残差計算のオーバーフロー
コンピュータの世界では長さや強さなどの物理量をデジタル(0と1)で扱うため量子化誤差というものが生じることがあります。
たとえば整数演算で 10 / 3 を計算すると結果は 3 となります。整数演算で切り捨てられた 1/3 (≒0.33333) が整数演算における量子化誤差です。
組込みシステムにおいては、機械的な制約から量子化誤差が発生することがあります。たとえばあるユニットを 33.3ミリメートル移動させたいのだけれど機械的な制約で1ミリメール単位でしか移動させることができない。仕方がないから 33 ミリだけ動かそう、とやります。しかし 100ミリメートルの移動を3回に分割して移動させようとすると次のような不都合が生じます。

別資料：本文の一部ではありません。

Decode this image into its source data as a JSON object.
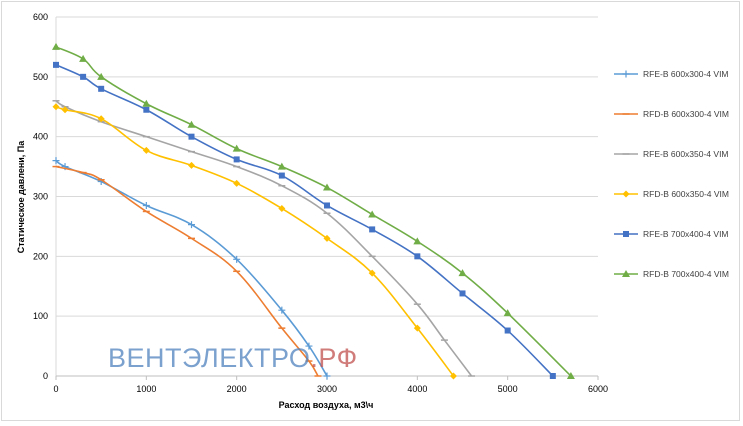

あれ? 100ミリメートルを3回に分割して移動させたはずなのに 99ミリメートルしか移動していない。困ったな、となります。切り捨てがマズいなら四捨五入にしよう!と変更しても、3回分の移動結果は同じです。
上記の説明では量子化の幅(離散化の間隔)を 1ミリメートル としましたが 実際の機器では 0.3ミリメートル かもしれませんし 5ミリメートル かもしれません。また量子化の幅が等間隔である線形量子化はシンプルですが、0~10ミリメートルは量子化幅 1ミリメートル, 10~100ミリメートルは量子化幅10ミリメートルといった具合に量子化幅が変化する非線形量子化というものを採用することもあります。
いずれにしても、現実世界の物理量をデジタル(離散値)に置き換えるときに、量子化誤差を避けることは困難です。
この量子化誤差をゼロにすることを諦めたとしても、誤差の影響を軽減させることができる方法のひとつが量子化残差(累積量子化誤差)の計算になります。
残差計算の例は次のようになります。
『理想の制御量』と『量子化で丸めた実際の制御量』の差(量子化誤差)を計算します。たとえば量子化幅を 5 と仮定し、理想制御量を 103 とすると、量子化で丸めた制御量は 100、量子化誤差が 3 となります。この量子化誤差を残差に積みます。
つぎの理想制御量が 206 だとすると量子化で丸めた制御量は 205、量子化誤差は +1 となります。この +1 を残差に積み増すと +4 が更新後の残差となります。
つぎの理想制御量が 111 だとすると量子化で丸めた制御量は 110、量子化誤差は +1。残差に積み増すと +5 が更新後の残差となります。
残差が量子化幅に達したため、残差に残っていた 5 を加えて、次の実際の制御量を 115 とします。ここまでに丸めてきた量子化誤差を、このタイミングで取り戻すことになります。
量子化誤差を福引の補助券に例えるとわかりやすいかもしれません。5ポイントに達するまでは福引を回せない。しかし補助券を貯めておいて、5ポイント貯まったところで福引券1回に交換する。といった感じです。
演算結果のオーバーフローが発生したのは次の関数です。
unsigned char quantize_x(unsigned char x) {
const unsigned char STEP = 10;
static unsigned char carryover = 0;
unsigned char result = (x + carryover) / STEP * STEP;
carryover += x - result;
return (result);
}
量子化では切り捨てが行われるため入力(関数引数)よりも出力(関数返却値)が大きくなることは想定していませんでした。しかしながら量子化残差が加わることで入力よりも出力が大きくなるときがあります。そして、そのときにたまたまオーバーフローが発生して制御結果がおかしくなっていました。